Bauhaus, Weibel & Bielicky
Kunst & Ausstellungen // Artikel vom 16.02.2020
„Die ganze Welt ein Bauhaus“, gab der Dessauer Kunstprofessor Fritz Kuhr 1928 der Schule als Motto.
Die gesamte Moderne wollte das Bauhaus prägen, durch eine Architektur, die als Gesamtkunstwerk auch die Teekannen, Regale und Wandteppiche beinhaltet. Deswegen war sie, nach dem Vorbild der mittelalterlichen Dombauhütten, in Werkstätten mit Formmeistern und Werkmeistern organisiert: Zuerst kam das Handwerk, dann die Kunst. Selbstbewusst waren die Bauhäusler bereits zur Gründungszeit ab 1919, und es gelang ihnen schnell, die gesamte Avantgarde irgendwie mit einzubinden: Klee und Moholy-Nagy, Lyonel Feininger, Kandinsky und Mies van der Rohe waren Lehrer, in den Ausstellungen und Publikationen zeigte das Bauhaus Kunst von Picasso bis Malewitsch, zu den Vorträgen kamen Bela Bartok, El Lissitzky und ein Sufi-Meister. Schnell strahlte das Bauhaus international aus, die Studenten kamen auch aus Mexiko oder Japan.
In einer umfassenden und materialreichen Ausstellung zeigt das Ifa (Institut für Auslandsbeziehungen, Stuttgart) die Geschichte des Bauhauses bis 1933, sie tourte bereits durch Südamerika und die USA, das ZKM ist die einzige Station in Deutschland. In acht Kapiteln erzählt sie von der Gemeinschaft, der Pädagogik und dem „neuen Menschen“, von den Grundfarben und Grundformen oder dem Bemühen, mit den Produkten Geld zu verdienen. Eindrucksvoll zieht sich „das Schwebende“ durch das Werk: bei den freischwingenden Stühlen aus Stahl, den luftleichten Lampen, Bildern von Klee oder Konstruktionen aus Glas, oder davon wie aus Kreis, Dreieck und Quadrat eine Holzkrippe oder eine elegante Teekanne entstand. Vieles davon ging in Serienproduktion. Auch die Diskussionen mit Johannes Itten, der die Studenten mit Atemübungen und vegetarischer Ernährung erziehen wollte, und der neue Tanz, der zu Oskar Schlemmers berühmten Balletts führte, werden aufgeblättert.
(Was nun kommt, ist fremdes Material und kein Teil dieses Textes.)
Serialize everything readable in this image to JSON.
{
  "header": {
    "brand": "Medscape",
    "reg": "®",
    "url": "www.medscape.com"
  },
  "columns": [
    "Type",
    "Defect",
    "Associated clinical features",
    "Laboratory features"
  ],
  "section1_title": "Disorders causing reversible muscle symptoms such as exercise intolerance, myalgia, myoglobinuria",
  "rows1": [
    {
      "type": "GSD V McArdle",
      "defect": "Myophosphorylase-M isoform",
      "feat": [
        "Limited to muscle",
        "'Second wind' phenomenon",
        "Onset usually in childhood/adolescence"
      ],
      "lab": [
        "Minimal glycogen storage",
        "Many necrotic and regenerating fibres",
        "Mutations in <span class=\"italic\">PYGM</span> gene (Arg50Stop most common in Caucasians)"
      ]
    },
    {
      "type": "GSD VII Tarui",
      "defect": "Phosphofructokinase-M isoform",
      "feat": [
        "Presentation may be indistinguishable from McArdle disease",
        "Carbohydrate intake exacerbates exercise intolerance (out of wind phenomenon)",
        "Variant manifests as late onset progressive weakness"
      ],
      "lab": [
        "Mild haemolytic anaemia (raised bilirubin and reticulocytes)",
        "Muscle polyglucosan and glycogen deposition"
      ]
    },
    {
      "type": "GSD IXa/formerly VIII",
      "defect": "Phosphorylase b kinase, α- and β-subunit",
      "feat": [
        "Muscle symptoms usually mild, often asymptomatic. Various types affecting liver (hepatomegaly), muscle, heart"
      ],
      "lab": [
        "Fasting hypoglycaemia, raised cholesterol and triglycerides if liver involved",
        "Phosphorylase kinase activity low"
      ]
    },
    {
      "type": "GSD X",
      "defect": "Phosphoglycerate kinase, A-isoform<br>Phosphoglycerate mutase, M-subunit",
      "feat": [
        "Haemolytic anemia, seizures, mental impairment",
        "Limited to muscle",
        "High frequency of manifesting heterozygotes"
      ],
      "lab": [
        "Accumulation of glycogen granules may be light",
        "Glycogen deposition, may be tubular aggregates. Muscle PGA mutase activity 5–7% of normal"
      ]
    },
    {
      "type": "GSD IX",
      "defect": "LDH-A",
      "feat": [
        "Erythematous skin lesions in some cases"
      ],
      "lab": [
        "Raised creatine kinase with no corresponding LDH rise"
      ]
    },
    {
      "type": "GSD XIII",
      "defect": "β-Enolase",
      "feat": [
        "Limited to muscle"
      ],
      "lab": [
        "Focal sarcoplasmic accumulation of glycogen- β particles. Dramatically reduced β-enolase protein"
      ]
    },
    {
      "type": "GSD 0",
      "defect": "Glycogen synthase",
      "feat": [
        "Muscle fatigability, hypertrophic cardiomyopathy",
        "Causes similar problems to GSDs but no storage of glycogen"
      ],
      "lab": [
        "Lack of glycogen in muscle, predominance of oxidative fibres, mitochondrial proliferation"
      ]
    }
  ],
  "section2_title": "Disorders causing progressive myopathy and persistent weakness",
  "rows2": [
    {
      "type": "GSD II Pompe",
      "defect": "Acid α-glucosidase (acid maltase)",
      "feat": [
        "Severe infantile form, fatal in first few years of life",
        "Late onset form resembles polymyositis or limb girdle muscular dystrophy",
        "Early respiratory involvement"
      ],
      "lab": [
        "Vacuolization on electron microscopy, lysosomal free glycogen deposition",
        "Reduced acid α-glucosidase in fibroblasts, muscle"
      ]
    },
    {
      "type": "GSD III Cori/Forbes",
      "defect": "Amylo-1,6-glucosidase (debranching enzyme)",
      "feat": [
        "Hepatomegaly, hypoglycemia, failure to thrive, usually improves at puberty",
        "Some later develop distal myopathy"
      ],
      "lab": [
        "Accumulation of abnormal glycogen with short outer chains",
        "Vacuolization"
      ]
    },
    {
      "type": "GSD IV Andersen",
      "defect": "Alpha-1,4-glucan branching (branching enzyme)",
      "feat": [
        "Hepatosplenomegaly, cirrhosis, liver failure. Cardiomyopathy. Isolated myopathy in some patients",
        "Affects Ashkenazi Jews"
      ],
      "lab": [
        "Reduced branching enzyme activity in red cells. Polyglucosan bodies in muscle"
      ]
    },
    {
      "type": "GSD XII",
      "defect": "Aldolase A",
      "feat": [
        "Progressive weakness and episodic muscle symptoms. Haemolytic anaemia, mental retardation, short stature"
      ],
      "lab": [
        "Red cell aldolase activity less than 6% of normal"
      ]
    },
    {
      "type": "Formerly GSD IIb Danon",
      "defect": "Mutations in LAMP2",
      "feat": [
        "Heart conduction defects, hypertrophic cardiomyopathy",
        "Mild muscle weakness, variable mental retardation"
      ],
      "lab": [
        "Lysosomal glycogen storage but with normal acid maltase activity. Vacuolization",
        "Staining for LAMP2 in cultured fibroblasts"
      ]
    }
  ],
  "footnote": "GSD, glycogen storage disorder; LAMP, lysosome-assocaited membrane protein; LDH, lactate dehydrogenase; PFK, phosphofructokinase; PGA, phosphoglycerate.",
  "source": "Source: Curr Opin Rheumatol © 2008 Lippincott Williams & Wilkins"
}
Nur im ZKM zu sehen ist der Einfluss des Bauhaus in Nordafrika und Lateinamerika, wo Avantgarde-Bewegungen eine eigene kulturelle und politische Entwicklung anstießen.
Sehenswert sind auch zwei weitere Ausstellungen: „Respektive Peter Weibel“ zeigt den künstlerischen Reichtum des ZKM-Vorstands, der seit den 1960er Jahren mit Sprache und Begriffen spielt, sich mit den Medien und der Wahrnehmung auseinandersetzt und immer wieder das Selbstverständliche in Frage stellt. Kunst, Politik und Ökonomie geraten ebenso in seinen Blick wie die Bedingungen der Kreativität. Visuelle Poesie, experimentelle Literatur und Performances und bereits ab 1966 partizipatorische und interaktive Werke – Weibel war stets Avantgardist. Die Ausstellung bietet mit Filmen, Fotos und Videokunst erstmals einen Überblick über sein Gesamtwerk zwischen Kunst und Wissenschaft.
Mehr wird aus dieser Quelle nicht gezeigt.